As black box theory suggests, art makes the invisible, visible. Emerging technologies and digital culture are reformatting our consciousness and our cognitive capacities, our entire being. Our experiences of simultaneity, dispersion and juxtaposition have intensified. The artists of Black Box 2.0 embrace available tools to question the unknowns of our epoch. Many invoke pop as a carrier symbol, bringing art into our daily life through the platforms that surround us. The social and psychological consequences of technology are often either implied or revealed. In some works, the line between fiction and nonfiction vanishes, leading to new forms of narration. In others, the blending of the virtual and the physical is (re)presented and questioned. The changes in the genealogy of the sensitive, desire, the organization of dreams, and the invention of new forms of autonomy are themes and ideas fueling the works presented throughout the festival.

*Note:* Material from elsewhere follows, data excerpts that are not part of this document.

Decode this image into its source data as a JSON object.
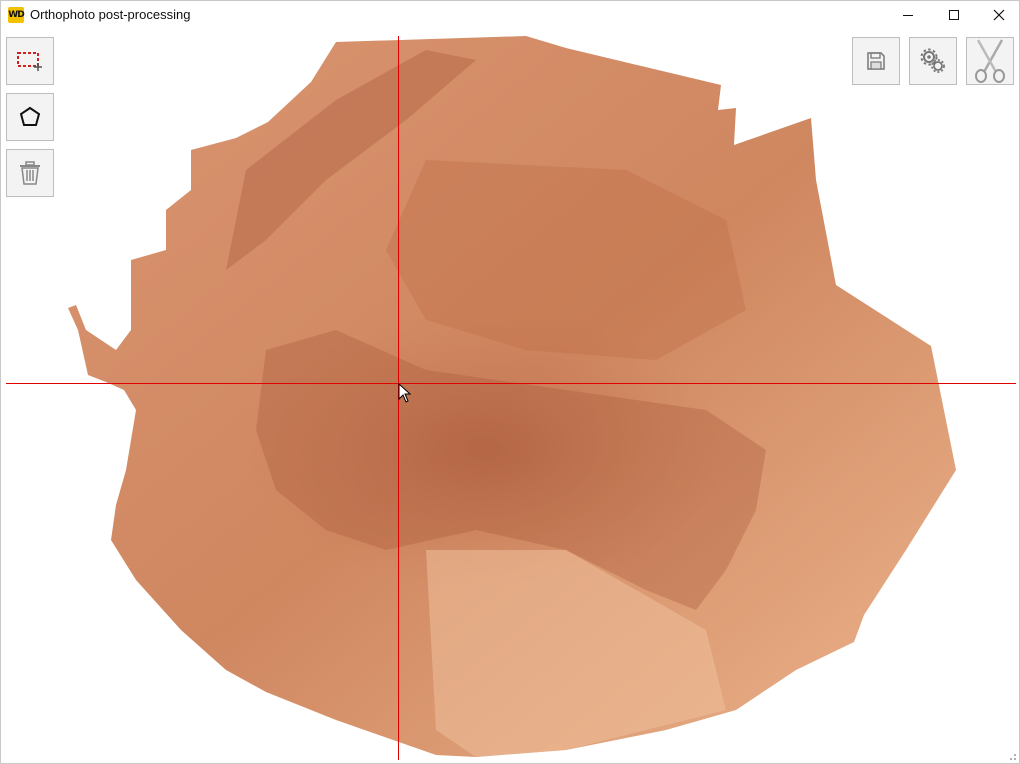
{
  "window": {
    "title": "Orthophoto post-processing",
    "logo_text": "WD"
  },
  "toolbar_left": [
    {
      "name": "rectangle-select",
      "icon": "rectangle-select-icon"
    },
    {
      "name": "polygon-select",
      "icon": "polygon-icon"
    },
    {
      "name": "delete",
      "icon": "trash-icon"
    }
  ],
  "toolbar_right": [
    {
      "name": "save",
      "icon": "floppy-disk-icon"
    },
    {
      "name": "settings",
      "icon": "gears-icon"
    },
    {
      "name": "cut",
      "icon": "scissors-icon"
    }
  ],
  "colors": {
    "crosshair": "#e00000",
    "terrain_light": "#e8a880",
    "terrain_mid": "#cf8760",
    "terrain_dark": "#a85a3a"
  }
}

Black Box 2.0 is designed to explore the vigorous chaos of cinema. An international spectrum of artists are exhibited in industrial shipping containers, white cube galleries, black box movie theaters, your living room, and a building on the verge of destruction. Landscapes and stories are revisited, spaces are inhabited, and experiments are carried out. There is no map for this place.
What is a black box? black box, noun, is a widely used term that refers to many things: movie theaters, transistors, flight recorders, algorithms, the human brain. It is also an abstract theory that relies on observable inputs and outputs to define the invisible functions of a device, network or object. The box is “black” because the opaque facade obstructs visibility. In an artistic context, black boxes provide a method of exploring systems of the unknown which are widely accepted by society - particularly the social, political, ethical, and aesthetic implications concealed within a culture increasingly shaped by technology. Black boxes make the invisible, visible.
blackboxing, verb, is described by Bruno Latour as “the way scientific and technical work is made invisible by its own success. When a machine runs efficiently, when a matter of fact is settled, one need focus only on its inputs and outputs and not on its internal complexity. Thus, paradoxically, the more science and technology succeed, the more opaque and obscure they become.”